No. 8 – Florida State Seminoles
- Position: Wide receiver
- Class: Redshirt Sophomore

Personal information
- Listed height: 6 ft 1 in (1.85 m)
- Listed weight: 189 lb (86 kg)

Career information
- High school: Florida State University School (Tallahassee, Florida)
- College: Florida State (2024–present);
- Stats at ESPN

= Micahi Danzy =

American football player

Micahi Danzy is an American football wide receiver for the Florida State Seminoles.

==Early life==
Danzy attended Florida State University School in Tallahassee, Florida. He played running back in high school and as a junior rushed for 1,809 yards and 17 touchdowns. He played in only five games his senior season due to injury. For his career Danzy had 3.019 yards and 39 touchdowns. He committed to Florida State University to play college football.

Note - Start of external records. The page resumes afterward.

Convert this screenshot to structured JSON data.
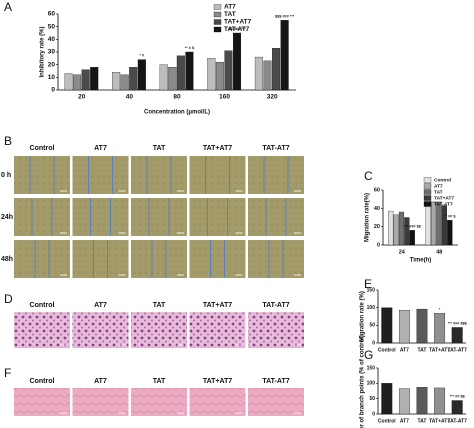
{
  "chart_data": [
    {
      "type": "bar",
      "panel": "A",
      "y_label": "Inhibitory rate (%)",
      "x_label": "Concentration (μmol/L)",
      "categories": [
        "20",
        "40",
        "80",
        "160",
        "320"
      ],
      "series": [
        {
          "name": "AT7",
          "color": "#bdbdbd",
          "values": [
            13,
            14,
            20,
            25,
            26
          ]
        },
        {
          "name": "TAT",
          "color": "#8a8a8a",
          "values": [
            12,
            12,
            18,
            22,
            23
          ]
        },
        {
          "name": "TAT+AT7",
          "color": "#4a4a4a",
          "values": [
            16,
            18,
            27,
            31,
            33
          ]
        },
        {
          "name": "TAT-AT7",
          "color": "#151515",
          "values": [
            18,
            24,
            30,
            45,
            55
          ]
        }
      ],
      "annotations": [
        null,
        "* #",
        "** # $",
        "$$ ### ***",
        "$$$ ### ***"
      ],
      "ylim": [
        0,
        60
      ],
      "yticks": [
        0,
        10,
        20,
        30,
        40,
        50,
        60
      ]
    },
    {
      "type": "bar",
      "panel": "C",
      "y_label": "Migration rate(%)",
      "x_label": "Time(h)",
      "categories": [
        "24",
        "48"
      ],
      "series": [
        {
          "name": "Control",
          "color": "#e0e0e0",
          "values": [
            37,
            52
          ]
        },
        {
          "name": "AT7",
          "color": "#a8a8a8",
          "values": [
            33,
            47
          ]
        },
        {
          "name": "TAT",
          "color": "#6e6e6e",
          "values": [
            36,
            47
          ]
        },
        {
          "name": "TAT+AT7",
          "color": "#3a3a3a",
          "values": [
            30,
            43
          ]
        },
        {
          "name": "TAT-AT7",
          "color": "#121212",
          "values": [
            16,
            27
          ]
        }
      ],
      "annotations": [
        "*** ### $$",
        "** ## $"
      ],
      "ylim": [
        0,
        60
      ],
      "yticks": [
        0,
        20,
        40,
        60
      ]
    },
    {
      "type": "bar",
      "panel": "E",
      "y_label": "Migration rate (%)",
      "categories": [
        "Control",
        "AT7",
        "TAT",
        "TAT+AT7",
        "TAT-AT7"
      ],
      "values": [
        100,
        93,
        96,
        84,
        44
      ],
      "colors": [
        "#1e1e1e",
        "#b0b0b0",
        "#5a5a5a",
        "#909090",
        "#2a2a2a"
      ],
      "annotations": [
        null,
        null,
        null,
        "*",
        "*** ### $$$"
      ],
      "ylim": [
        0,
        150
      ],
      "yticks": [
        0,
        50,
        100,
        150
      ]
    },
    {
      "type": "bar",
      "panel": "G",
      "y_label": "Number of branch points (% of control)",
      "categories": [
        "Control",
        "AT7",
        "TAT",
        "TAT+AT7",
        "TAT-AT7"
      ],
      "values": [
        100,
        83,
        87,
        85,
        44
      ],
      "colors": [
        "#1e1e1e",
        "#b0b0b0",
        "#5a5a5a",
        "#909090",
        "#2a2a2a"
      ],
      "annotations": [
        null,
        null,
        null,
        null,
        "*** ## $$"
      ],
      "ylim": [
        0,
        150
      ],
      "yticks": [
        0,
        50,
        100,
        150
      ]
    }
  ],
  "image_grids": [
    {
      "panel": "B",
      "columns": [
        "Control",
        "AT7",
        "TAT",
        "TAT+AT7",
        "TAT-AT7"
      ],
      "rows": [
        "0 h",
        "24h",
        "48h"
      ]
    },
    {
      "panel": "D",
      "columns": [
        "Control",
        "AT7",
        "TAT",
        "TAT+AT7",
        "TAT-AT7"
      ]
    },
    {
      "panel": "F",
      "columns": [
        "Control",
        "AT7",
        "TAT",
        "TAT+AT7",
        "TAT-AT7"
      ]
    }
  ]
}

Danzy also ran track in high school and won the 400-meter dash at the 2023 USATF National Junior Olympic Track & Field Championships.

==College career==
Danzy played in four games as a running back his first year at Florida State in 2024 and redshirted. He ended the season with five rushing yards and 38 receiving yards on one reception. He switched the wide receiver his redshirt freshman season in 2025.

Danzy also competes in track and field for the Seminoles. He set an ACC and school record with 44.38 in the 400-meter at the 2025 ACC championship.